In theory I know how to free motion quilt. I've read articles on it and watched videos on YouTube showing how it's done. I have a darning foot and my machine allows me to drop the feed dogs. However, as often is the case, *knowing* how to do something and actually *doing* it can be two different beasts. I started practicing free motion quilting yesterday morning and had some difficulty with it. The foot kept bouncing around and I thought it was much harder to maneuver my test piece around than it should have been.
Poking around on the web led me to a website devoted to free motion quilting, Leah Day's The Free Motion Quilting Project, which has some GREAT teaching videos on it. (Even if you don't quilt, take at look at Leah's website and see the beautiful quilting patterns she's produced and illustrated.) In particular, I found this video on modifying your darning foot to be very useful. Following Leah's suggestions, I hacked my darning foot and voila! That annoying bounce disappeared and I was able to maneuver my fabric around much more smoothly. I spent another hour practicing and felt much more confident in my ability to free motion quilt.
Then this morning I sat down to practice again and had nothing but problems with thread tension. Snarls with excessive loops of thread on both the top and the bottom of my practice piece.
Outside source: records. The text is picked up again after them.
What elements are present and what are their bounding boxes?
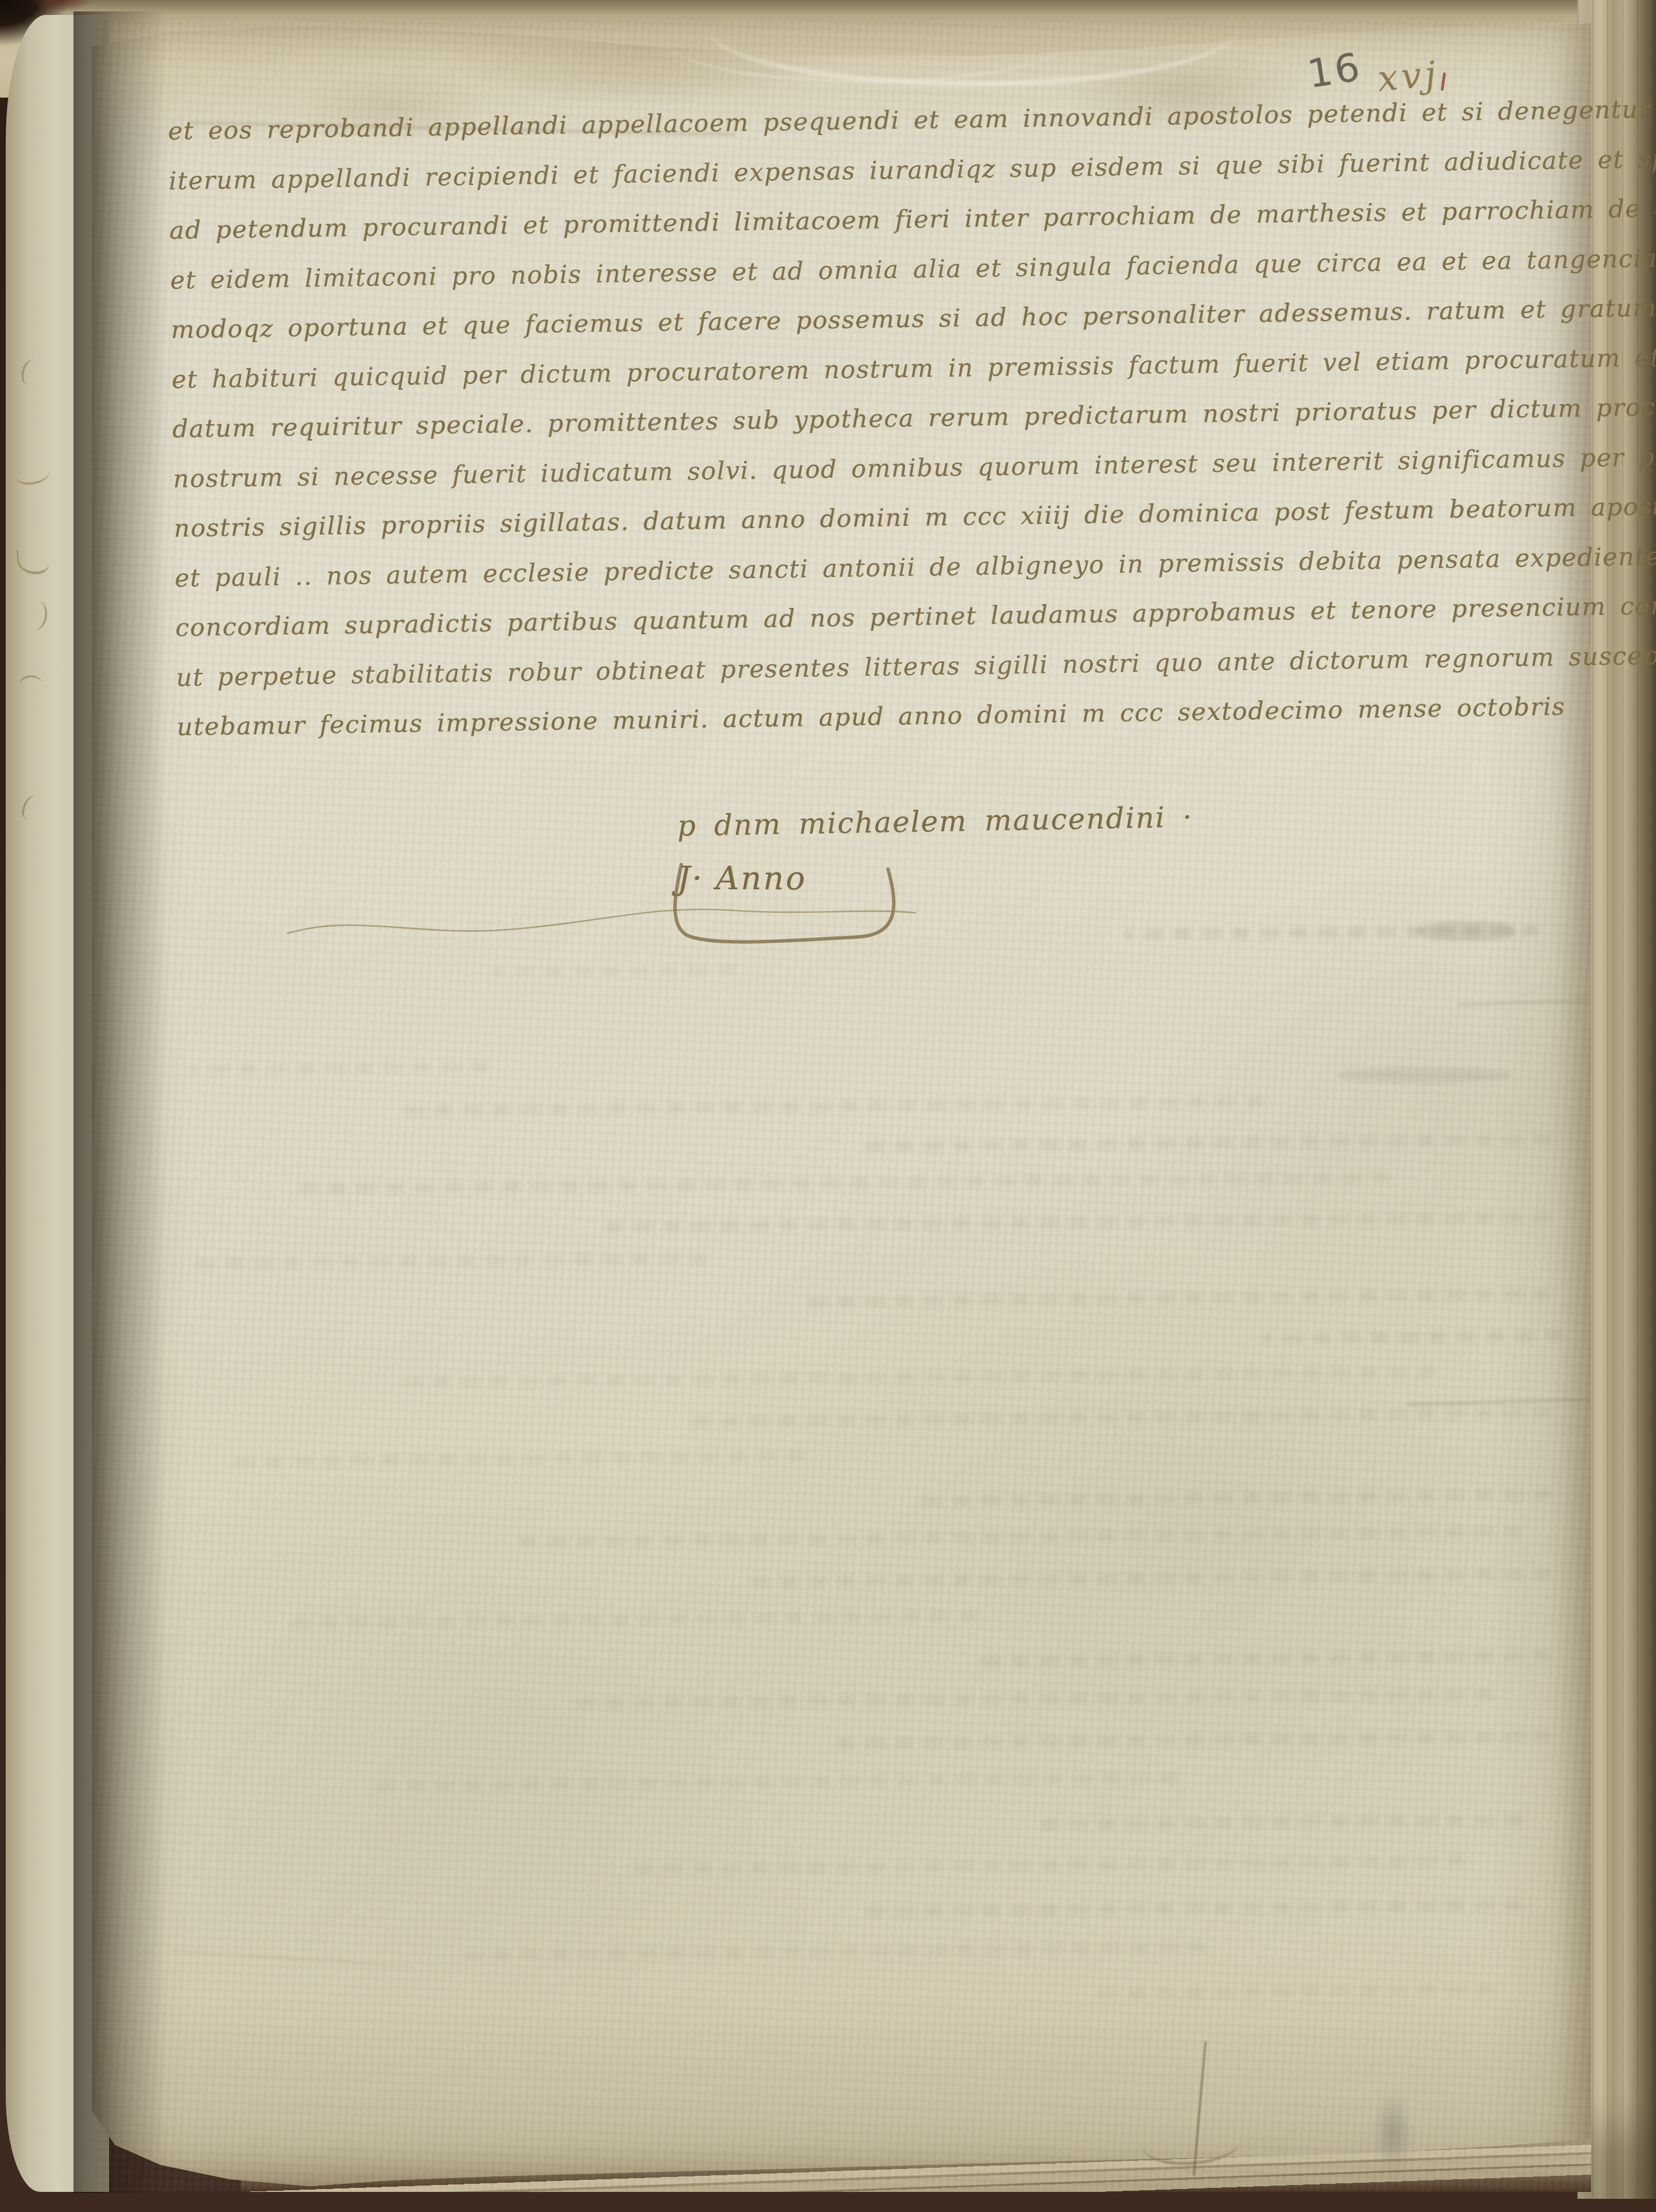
facing-page-ink-fragment	[20, 793, 46, 823]
facing-page-ink-fragment	[16, 548, 49, 576]
pen-flourish-line	[287, 896, 918, 947]
gutter-shadow	[73, 11, 183, 2193]
facing-page-ink-fragment	[14, 461, 51, 486]
facing-page-ink-fragment	[19, 358, 42, 388]
facing-page-ink-fragment	[18, 673, 44, 696]
smudge	[1373, 2090, 1413, 2176]
manuscript-text-block: et eos reprobandi appellandi appellacoem…	[168, 86, 1589, 784]
facing-page-ink-fragment	[23, 599, 49, 632]
manuscript-scan: { "foliation": { "pencil_number": "16", …	[0, 0, 1656, 2212]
I adjusted the tension up and down, trying to get rid of those ugly bird's nests, but nothing seemed to work.
I've learned from past mistakes that you can't force a project that doesn't want to cooperate. It's best to set it aside and try again later. And that's how I wound up sewing a couple of Christmas stockings and attempting to make fleece socks today instead of free motion quilting. The stockings had been in my work-in-progress pile for awhile, so at least that counts as cleaning up!